#continuamente
#NellaCarne
#laNuovaProcessione
Ho sognato una processione nuova.
C'erano in ciascuna fila vesti di colori diversi: nero, bianco, rosso, viola.
Qui e là, ma senza un ordine precostituito, si scorgeva uno scapolare destinato ai componenti del governo delle confraternite, una talare ed un rosario, una fascia tricolore, un pennacchio di qualche carabiniere in alta uniforme.

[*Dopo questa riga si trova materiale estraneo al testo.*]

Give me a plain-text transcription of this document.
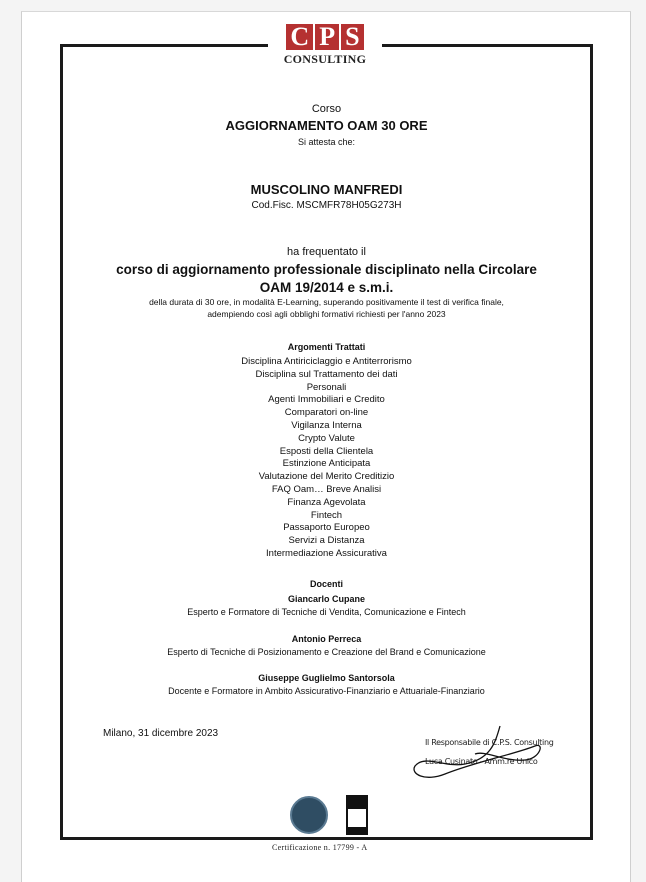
C P S
CONSULTING
Corso
AGGIORNAMENTO OAM 30 ORE
Si attesta che:
MUSCOLINO MANFREDI
Cod.Fisc. MSCMFR78H05G273H
ha frequentato il
corso di aggiornamento professionale disciplinato nella Circolare
OAM 19/2014 e s.m.i.
della durata di 30 ore, in modalità E-Learning, superando positivamente il test di verifica finale,
adempiendo così agli obblighi formativi richiesti per l'anno 2023
Argomenti Trattati
Disciplina Antiriciclaggio e Antiterrorismo
Disciplina sul Trattamento dei dati
Personali
Agenti Immobiliari e Credito
Comparatori on-line
Vigilanza Interna
Crypto Valute
Esposti della Clientela
Estinzione Anticipata
Valutazione del Merito Creditizio
FAQ Oam… Breve Analisi
Finanza Agevolata
Fintech
Passaporto Europeo
Servizi a Distanza
Intermediazione Assicurativa
Docenti
Giancarlo Cupane
Esperto e Formatore di Tecniche di Vendita, Comunicazione e Fintech
Antonio Perreca
Esperto di Tecniche di Posizionamento e Creazione del Brand e Comunicazione
Giuseppe Guglielmo Santorsola
Docente e Formatore in Ambito Assicurativo-Finanziario e Attuariale-Finanziario
Milano, 31 dicembre 2023
Il Responsabile di C.P.S. Consulting
Luca Cusinato - Amm.re Unico
Certificazione n. 17799 - A
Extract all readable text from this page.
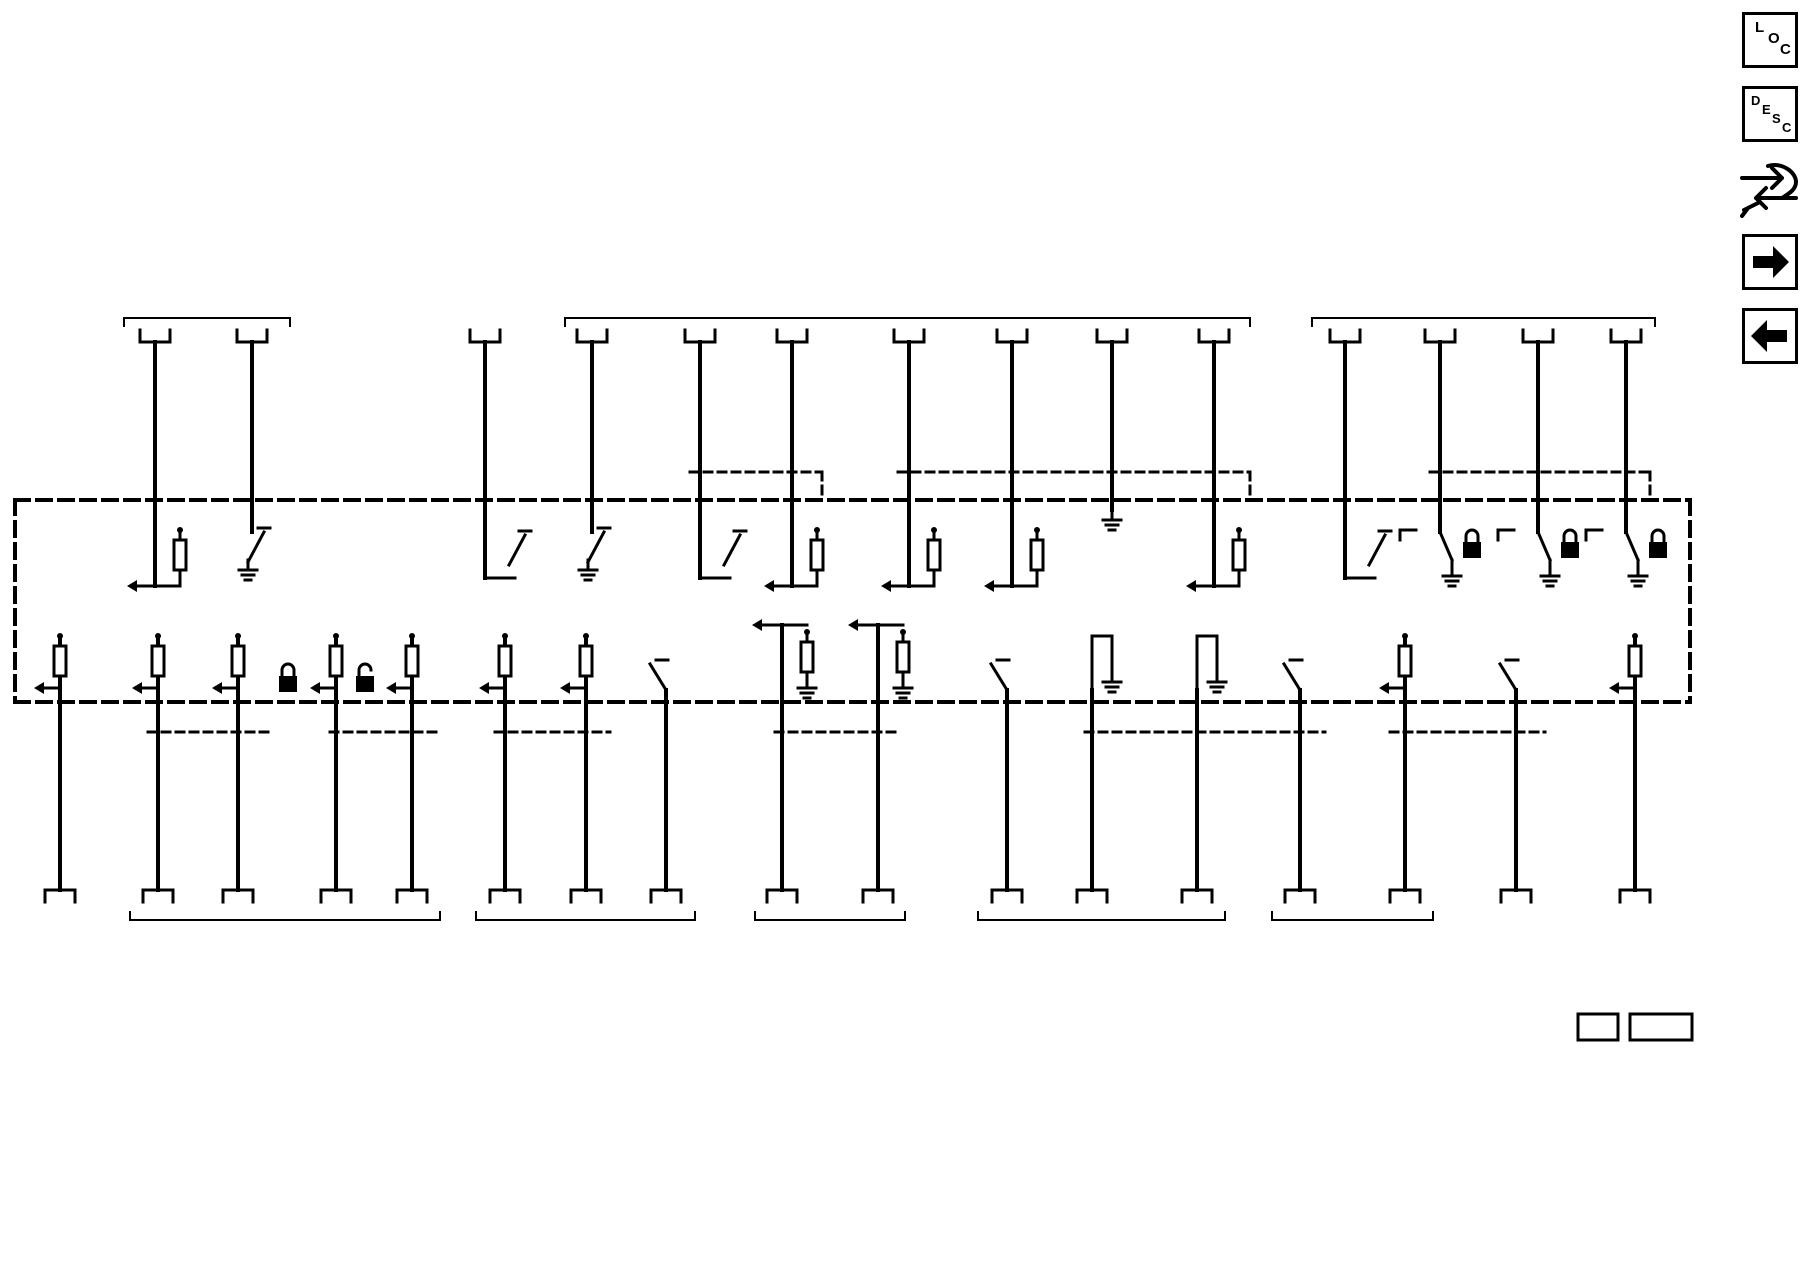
L
O
C
D
E
S
C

E poi un grande coro, una marea di persone - uomini, donne, ragazzi e bambini - che intonavano a strofe alterne il Miserere e gli altri inni che tutti conoscevano.
Ma la cosa più strana è che non erano i confratelli a portare in processione le statue del Cristo Morto e della Madonna Addolorata ma, in una maniera che non saprei spiegare meglio, erano quelle statue a determinare la strada da seguire; come se tutti i partecipanti percepissero all'unisono la direzione da prendere su indicazione della Madre e del Figlio.
Proprio per questo motivo la processione faceva un cammino completamente diverso dal solito, per strade che io non conoscevo:
entrava in stazioni di frontiera dove i confratelli che per mandato secolare hanno incarico di soccorrere i pellegrini si fermavano ad assistere l'infinità di migranti all'addiaccio;
visitava ospedali sventrati dai bombardamenti nei quali i confratelli potevano applicare alla lettera lo statuto di assistere i malati;
attraversava strade distrutte e deserte dando sepoltura ai cadaveri abbandonati e conforto ai pochi sopravvissuti in grado di piangerli, ripetendo i gesti dei nostri antenati fondatori dei sodalizi.
Quando ogni migrante era stato soccorso, ogni malato accudito, ogni morto sepolto e ogni afflitto consolato, dal fondo della strada spuntava la fascia di chiusura, accompagnata dalla più universale, solenne e riconoscibile bandiera di tutti gli ultimi e gli oppressi, di ogni razza e nazione: la Croce.
Amen.
#unaSpada
"Quando vi ho mandato senza borsa, nè bisaccia, nè sandali: vi è forse mancato qualcosa?"
Risposero: "Nulla".
Riprese: "Ma ora chi ha una borsa la prenda, e così una bisaccia; chi non ha una spada, venda il mantello e ne compri una."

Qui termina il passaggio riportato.